= Pleiades Club =

Former arts association in New York

The Pleiades Club was an association of artists and those with artistic interests in the area of Greenwich Village in New York. It was founded in 1896, was incorporated in 1902, and continued until the 1930s. The Club held weekly dinners and performances, and granted scholarships to budding artists. It published a yearbook, The Pleiad.

==History==
The Pleiades Club emerged in 1896 from the gatherings of some members of the Greenwich Village artistic community in the small Italian restaurant of Maria del Prato on MacDougal Street. Among the customers of Maria's, the Pleiades Club named: Amos Cummings, Colonel William Gulder, Ripley Oswood Anthony, Paul Du Chaillu, Clara Louise Kellogg, Mark Twain, Valerian Gribayedoff, Signor Tagliapietra, "Billy" (W. E. S) Fales, Cleveland Moffett, Stephen Crane, "Billy" Welsh, Henry Tyrrell, Sam Chamberlain, Colonel Patton, William Garrison, George Luks, and Ernest Jarrold as its progenitors. For several seasons (each season lasted December through May) the Club continued to meet weekly at Maria's, first on Saturday and then on Sunday nights. As it became more widely known, the Club moved in search of larger quarters, first to the Black Cat (Uptown) and then to the Hungaria. After the first few years of uncertain and varying policies, in 1901 a new Board of Governors was elected, the name Pleiades Club regularly adopted, and the incorporation papers granted on January 9, 1902. After several seasons of moves, the Club settled in 1906 at the Hotel Brevoort on Fifth Avenue, where it remained for most of its existence, with the exception of a few short-term stays at Reisenweber's and Hotel Martinique.

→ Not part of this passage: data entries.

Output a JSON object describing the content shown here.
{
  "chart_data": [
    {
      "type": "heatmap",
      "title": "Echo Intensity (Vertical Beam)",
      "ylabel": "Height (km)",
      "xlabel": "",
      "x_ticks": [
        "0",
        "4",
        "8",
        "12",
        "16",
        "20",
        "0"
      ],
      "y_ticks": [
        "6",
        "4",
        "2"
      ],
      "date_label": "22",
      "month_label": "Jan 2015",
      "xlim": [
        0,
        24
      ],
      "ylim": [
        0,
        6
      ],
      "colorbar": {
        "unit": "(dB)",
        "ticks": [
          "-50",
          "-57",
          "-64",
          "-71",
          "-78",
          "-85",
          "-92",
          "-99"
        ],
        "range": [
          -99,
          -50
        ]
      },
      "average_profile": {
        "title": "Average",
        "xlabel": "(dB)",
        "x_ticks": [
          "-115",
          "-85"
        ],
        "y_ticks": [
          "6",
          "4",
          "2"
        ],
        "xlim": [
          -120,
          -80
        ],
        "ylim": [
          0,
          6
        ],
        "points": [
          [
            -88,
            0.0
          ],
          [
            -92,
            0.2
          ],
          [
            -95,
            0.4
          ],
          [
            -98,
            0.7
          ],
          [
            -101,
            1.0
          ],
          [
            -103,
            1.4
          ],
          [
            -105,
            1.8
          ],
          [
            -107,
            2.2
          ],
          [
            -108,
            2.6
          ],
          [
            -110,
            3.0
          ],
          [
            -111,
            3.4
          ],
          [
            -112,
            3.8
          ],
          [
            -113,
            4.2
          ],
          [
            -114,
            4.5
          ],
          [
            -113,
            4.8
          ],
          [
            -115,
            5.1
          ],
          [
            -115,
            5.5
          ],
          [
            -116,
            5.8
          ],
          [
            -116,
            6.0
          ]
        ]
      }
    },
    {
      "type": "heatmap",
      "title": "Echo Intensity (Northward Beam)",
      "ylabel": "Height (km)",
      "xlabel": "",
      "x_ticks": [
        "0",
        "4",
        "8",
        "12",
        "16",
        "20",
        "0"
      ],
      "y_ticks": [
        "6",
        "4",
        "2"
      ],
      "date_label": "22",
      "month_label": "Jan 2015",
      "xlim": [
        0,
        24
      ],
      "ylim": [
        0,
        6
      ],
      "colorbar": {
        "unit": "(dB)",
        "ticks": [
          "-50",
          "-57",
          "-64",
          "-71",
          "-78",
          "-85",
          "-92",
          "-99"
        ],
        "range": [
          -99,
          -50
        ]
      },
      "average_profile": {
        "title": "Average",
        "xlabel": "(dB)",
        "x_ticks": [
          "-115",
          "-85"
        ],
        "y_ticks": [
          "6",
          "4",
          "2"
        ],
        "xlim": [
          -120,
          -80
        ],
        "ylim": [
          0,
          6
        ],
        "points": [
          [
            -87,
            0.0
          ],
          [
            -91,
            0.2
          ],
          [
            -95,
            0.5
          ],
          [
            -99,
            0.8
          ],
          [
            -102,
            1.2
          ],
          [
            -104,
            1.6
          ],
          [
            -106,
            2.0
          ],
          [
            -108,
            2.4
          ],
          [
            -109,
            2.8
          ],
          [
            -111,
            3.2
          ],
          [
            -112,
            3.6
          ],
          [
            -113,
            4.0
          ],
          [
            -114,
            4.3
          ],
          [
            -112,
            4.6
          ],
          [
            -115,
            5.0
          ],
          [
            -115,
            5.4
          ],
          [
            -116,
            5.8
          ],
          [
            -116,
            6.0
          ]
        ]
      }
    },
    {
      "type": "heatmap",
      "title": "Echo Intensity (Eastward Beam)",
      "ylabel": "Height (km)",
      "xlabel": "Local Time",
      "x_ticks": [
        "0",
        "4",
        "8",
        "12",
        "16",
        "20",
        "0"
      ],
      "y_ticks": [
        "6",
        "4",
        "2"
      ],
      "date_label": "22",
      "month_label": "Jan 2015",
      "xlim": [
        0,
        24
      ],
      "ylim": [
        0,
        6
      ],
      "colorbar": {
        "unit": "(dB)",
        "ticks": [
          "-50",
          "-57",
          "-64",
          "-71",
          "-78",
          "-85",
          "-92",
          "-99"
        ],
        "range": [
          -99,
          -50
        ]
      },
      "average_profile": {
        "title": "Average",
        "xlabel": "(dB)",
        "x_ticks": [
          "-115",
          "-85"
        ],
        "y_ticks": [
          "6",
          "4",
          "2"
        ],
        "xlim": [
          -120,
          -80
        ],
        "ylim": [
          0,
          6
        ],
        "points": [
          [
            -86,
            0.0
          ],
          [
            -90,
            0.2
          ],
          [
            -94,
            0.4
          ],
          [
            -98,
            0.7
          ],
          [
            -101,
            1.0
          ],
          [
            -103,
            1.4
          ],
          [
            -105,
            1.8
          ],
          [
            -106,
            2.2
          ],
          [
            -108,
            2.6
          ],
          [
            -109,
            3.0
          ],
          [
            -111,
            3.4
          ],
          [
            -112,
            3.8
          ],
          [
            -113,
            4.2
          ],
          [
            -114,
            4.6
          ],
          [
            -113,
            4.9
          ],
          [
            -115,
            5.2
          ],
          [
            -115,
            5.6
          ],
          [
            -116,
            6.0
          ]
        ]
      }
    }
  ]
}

The Pleiades members considered themselves "the best exponent of clean, right-minded Bohemianism in the city." ... The Pleiades had a boast: it "caters to bon vivant[sic] and ministers to the mind intellectual and artistic; it is a place where men and women mingle in social intercourse ... a place where poverty and riches, success and failure, rub shoulders without offense ..." The Sunday suppers were fun to go to, for the room was full of writers, artists, actors, musicians, lawyers, judges, politicians...
— Milton Meltzer

The Club's activities primarily consisted of weekly dinners, accompanied by an entertainment program, such as music performances and poetry readings, where club members and guests of honor gathered "to enjoy and foster the allied arts of Music, Drama, Art and Literature, and to Promote the spirit of good fellowship" (The Pleiad, 1931–32). The Club saw its mission as providing a friendly and appreciative audience to inexperienced artists, helping the needy artists with free scholarships in the various branches of arts, although it has been stated that "artists and writers fled from it as soon as some conventional burghers muscled into its portals". It was reported in 1904 that Theo Wangemann "always opens the first entertainment of the season with the 'Tannhäuser' march at the piano."

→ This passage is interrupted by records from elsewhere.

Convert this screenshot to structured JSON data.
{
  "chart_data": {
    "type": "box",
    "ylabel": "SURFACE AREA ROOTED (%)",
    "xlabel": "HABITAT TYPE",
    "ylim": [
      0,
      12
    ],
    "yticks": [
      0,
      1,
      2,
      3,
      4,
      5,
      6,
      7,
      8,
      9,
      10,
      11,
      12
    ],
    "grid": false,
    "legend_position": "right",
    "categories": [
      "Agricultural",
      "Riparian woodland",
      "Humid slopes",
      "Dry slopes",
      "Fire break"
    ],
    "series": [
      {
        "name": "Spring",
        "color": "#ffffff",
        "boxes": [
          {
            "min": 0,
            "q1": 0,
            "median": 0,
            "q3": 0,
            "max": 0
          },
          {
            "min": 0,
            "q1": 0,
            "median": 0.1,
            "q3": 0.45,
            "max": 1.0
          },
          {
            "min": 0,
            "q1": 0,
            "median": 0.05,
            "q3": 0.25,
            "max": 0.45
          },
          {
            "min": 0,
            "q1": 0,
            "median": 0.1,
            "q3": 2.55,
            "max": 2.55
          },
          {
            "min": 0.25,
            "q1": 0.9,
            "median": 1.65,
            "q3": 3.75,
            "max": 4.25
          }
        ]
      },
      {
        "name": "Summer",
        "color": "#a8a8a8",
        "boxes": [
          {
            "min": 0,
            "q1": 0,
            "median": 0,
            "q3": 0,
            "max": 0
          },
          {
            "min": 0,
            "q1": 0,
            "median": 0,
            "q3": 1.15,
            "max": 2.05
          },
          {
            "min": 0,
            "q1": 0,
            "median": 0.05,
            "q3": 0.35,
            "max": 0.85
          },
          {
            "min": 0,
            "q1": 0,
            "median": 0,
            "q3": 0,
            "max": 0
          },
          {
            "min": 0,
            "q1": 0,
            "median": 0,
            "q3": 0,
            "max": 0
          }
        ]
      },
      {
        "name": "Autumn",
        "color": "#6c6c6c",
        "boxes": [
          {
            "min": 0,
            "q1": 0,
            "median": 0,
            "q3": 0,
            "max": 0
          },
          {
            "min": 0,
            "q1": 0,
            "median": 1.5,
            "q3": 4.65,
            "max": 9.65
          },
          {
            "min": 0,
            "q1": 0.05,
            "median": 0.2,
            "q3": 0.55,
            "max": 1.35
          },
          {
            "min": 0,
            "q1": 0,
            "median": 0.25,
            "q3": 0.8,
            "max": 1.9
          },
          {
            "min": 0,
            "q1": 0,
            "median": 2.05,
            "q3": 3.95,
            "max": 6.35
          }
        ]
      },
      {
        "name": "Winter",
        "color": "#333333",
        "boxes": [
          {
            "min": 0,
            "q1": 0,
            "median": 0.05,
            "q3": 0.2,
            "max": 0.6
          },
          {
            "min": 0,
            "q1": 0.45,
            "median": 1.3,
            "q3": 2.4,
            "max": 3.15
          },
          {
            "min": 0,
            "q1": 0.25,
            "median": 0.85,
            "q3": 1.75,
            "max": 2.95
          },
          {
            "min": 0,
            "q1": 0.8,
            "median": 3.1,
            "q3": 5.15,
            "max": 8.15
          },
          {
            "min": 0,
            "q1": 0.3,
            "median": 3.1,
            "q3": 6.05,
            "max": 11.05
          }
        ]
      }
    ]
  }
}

The Club apparently continued to function at least through the 1935/1936 season, since the 1936 yearbook was published (it is a part of The New York Historical Society collection).

==Howard Neiman==
Howard Seiger Neiman (1868-1947) was a member of the Board of Governors throughout the Club's history, served as its Secretary in 1905-1908 and again in 1928-1933, and was elected President of the Club three times. Neiman was also a patent attorney, editor and publisher of Textile Colorist magazine (1918-1944). Born in Norristown, PA, he received a B. S. degree from Lehigh University in 1888 and entered the dyestuff and chemical industries. Neiman had studied at New York Law School, set up offices as a patent and trademark attorney, and became a leading legal adviser for the cosmetic industry. He served as chemical expert for Leopold Cassella & Co., H. A. Metz & Co. and other concerns.

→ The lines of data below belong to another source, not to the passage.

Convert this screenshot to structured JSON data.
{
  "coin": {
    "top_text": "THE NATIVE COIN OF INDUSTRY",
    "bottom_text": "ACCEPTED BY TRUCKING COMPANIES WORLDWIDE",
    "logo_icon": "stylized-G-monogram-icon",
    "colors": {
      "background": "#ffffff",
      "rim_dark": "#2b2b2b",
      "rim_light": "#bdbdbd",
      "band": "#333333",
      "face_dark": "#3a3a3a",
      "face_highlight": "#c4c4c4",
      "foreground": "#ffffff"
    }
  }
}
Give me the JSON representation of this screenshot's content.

Throughout his life, Howard Neiman belonged to numerous clubs and associations in addition to the Pleiades Club. He was a member of the American Chemical Society since 1893. A charter member of the American Institute of Chemists, he was named its honorary secretary in 1946, after having served as its secretary for twenty years. He was a member of the Salesman's Association of the Synthetic Organic Chemical Manufacturers Association, the Chemists Club, Theta Delta Chi, Old Colony and the Manhasset Bay Yacht Club. He also was president of the Municipal Opera Association and a Mason Knight Templar and Shriner. The Pleiades club was one of Neiman's long-time commitments.